Mit dem eingesparten Geld durch Verzicht auf PPP- Vorhaben könnte eine Vielzahl anderer Projekte finanziert werden, was auch neue Aufträge für die Bauwirtschaft bedeutete Das bewährte Verfahren über Wettbewerb, Optimierung und Erstellung in Eigenfinanzierung der Kommune verursacht keine Mehrkosten sondern bewirkt hohe Einsparungen für die Gesamthaushalte der Kommunen, Länder und des Bundes.

Weder Architekten noch Bauunternehmer hätten irgendwelche Nachteile zu befürchten. Auch bei Erstellung der Projekte in Eigenregie hätten diese Gruppen ihre Aufträge. Es könnten durch bessere Finanzlage der Auftraggeber langfristig sogar mehr werden!

In erster Linie würden Zinsen vermieden, die nicht etwa einen positiven Effekt für Arbeitsmarkt und gewerbliche Wirtschaft haben, sondern im Gegenteil nur volkswirtschaftlichen Schaden anrichten.

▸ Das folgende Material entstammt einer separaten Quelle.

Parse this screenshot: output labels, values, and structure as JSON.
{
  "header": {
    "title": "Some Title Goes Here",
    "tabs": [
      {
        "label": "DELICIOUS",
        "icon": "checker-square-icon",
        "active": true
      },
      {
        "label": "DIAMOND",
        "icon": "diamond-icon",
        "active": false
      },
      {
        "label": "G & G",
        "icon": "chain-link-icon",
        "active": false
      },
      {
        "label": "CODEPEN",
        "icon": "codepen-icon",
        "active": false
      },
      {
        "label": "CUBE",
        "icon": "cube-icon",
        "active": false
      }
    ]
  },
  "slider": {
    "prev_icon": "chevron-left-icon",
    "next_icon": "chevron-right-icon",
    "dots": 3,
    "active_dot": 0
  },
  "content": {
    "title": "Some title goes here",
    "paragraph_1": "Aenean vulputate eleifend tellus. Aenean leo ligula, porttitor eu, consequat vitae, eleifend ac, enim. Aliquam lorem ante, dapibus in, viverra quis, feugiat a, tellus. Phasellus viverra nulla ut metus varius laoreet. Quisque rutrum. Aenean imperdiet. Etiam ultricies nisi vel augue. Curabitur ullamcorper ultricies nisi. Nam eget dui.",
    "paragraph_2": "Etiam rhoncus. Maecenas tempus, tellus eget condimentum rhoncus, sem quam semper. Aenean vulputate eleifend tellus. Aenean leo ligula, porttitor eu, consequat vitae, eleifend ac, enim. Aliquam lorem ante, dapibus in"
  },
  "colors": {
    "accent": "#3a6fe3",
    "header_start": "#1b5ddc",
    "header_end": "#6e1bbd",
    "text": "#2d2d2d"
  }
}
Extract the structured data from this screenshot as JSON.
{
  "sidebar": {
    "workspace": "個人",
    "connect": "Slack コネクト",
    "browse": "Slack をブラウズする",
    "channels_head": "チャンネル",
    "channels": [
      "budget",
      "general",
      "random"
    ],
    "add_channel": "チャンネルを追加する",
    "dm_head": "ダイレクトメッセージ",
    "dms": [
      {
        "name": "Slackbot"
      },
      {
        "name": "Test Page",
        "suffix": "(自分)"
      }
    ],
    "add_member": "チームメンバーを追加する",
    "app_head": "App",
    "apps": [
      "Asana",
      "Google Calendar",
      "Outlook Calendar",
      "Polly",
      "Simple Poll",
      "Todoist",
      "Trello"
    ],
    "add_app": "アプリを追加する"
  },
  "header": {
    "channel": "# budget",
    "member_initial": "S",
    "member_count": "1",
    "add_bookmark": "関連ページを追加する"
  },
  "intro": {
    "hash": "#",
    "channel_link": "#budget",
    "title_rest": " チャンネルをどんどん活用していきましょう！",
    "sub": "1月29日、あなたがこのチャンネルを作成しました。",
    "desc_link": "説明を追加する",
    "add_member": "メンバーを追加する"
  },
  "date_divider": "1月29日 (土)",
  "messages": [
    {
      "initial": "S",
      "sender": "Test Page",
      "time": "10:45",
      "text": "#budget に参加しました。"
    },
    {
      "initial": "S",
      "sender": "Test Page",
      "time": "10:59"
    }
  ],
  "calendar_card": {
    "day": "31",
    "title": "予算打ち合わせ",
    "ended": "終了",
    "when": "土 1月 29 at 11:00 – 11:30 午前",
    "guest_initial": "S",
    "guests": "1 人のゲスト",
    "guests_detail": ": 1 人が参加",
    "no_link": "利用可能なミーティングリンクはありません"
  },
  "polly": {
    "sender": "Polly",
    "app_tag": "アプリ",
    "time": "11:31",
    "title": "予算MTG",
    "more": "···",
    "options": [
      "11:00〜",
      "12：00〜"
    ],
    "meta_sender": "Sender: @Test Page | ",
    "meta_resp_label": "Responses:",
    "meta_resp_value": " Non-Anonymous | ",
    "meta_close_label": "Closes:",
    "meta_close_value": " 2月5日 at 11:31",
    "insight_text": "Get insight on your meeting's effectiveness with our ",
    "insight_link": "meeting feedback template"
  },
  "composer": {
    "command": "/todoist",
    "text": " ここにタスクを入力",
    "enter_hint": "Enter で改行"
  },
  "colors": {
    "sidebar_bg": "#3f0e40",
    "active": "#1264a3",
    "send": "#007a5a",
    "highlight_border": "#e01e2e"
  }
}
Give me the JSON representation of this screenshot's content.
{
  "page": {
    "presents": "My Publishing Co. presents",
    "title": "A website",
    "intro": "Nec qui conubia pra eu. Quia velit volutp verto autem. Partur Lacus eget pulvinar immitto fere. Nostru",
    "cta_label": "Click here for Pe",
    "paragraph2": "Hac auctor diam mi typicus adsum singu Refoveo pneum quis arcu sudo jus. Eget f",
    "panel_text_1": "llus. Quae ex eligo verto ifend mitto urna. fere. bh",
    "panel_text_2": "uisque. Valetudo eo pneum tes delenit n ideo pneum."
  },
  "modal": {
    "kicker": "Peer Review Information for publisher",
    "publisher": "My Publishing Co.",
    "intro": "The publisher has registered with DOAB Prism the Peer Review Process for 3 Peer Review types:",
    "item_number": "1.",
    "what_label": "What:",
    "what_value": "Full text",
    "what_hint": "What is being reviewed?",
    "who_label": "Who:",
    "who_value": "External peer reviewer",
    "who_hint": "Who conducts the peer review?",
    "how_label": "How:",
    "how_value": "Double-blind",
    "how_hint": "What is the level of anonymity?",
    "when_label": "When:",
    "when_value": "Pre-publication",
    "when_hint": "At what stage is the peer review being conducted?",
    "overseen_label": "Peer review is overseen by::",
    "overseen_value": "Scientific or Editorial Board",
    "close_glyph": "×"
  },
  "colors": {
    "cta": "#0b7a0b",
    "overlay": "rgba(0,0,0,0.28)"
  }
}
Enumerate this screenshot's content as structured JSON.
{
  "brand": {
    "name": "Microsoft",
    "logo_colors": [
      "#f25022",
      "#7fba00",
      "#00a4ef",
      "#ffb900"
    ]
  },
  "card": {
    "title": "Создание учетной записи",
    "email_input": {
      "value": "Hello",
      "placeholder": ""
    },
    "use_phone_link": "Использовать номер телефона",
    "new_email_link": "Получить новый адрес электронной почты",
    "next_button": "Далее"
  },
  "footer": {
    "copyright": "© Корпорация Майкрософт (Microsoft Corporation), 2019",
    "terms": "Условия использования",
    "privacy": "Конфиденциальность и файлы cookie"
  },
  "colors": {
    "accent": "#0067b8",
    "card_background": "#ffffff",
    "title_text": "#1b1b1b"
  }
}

Wenn nicht umgehend die notwendigen Korrekturen und schärferen Prüfungen anstehender Projekte beschlossen werden, sind Steuererhöhungen und damit eine weitere Belastung von Konjunktur und Arbeitsmarkt unvermeidlich.

Zur Wahrung öffentlicher Interessen sind alle PPP-Verträge grundsätzlich in Frage zu stellen, künftige Verträge möglichst zu vermeiden und bestehende Verträge nach Möglichkeit umzuwandeln in GU-Aufträge.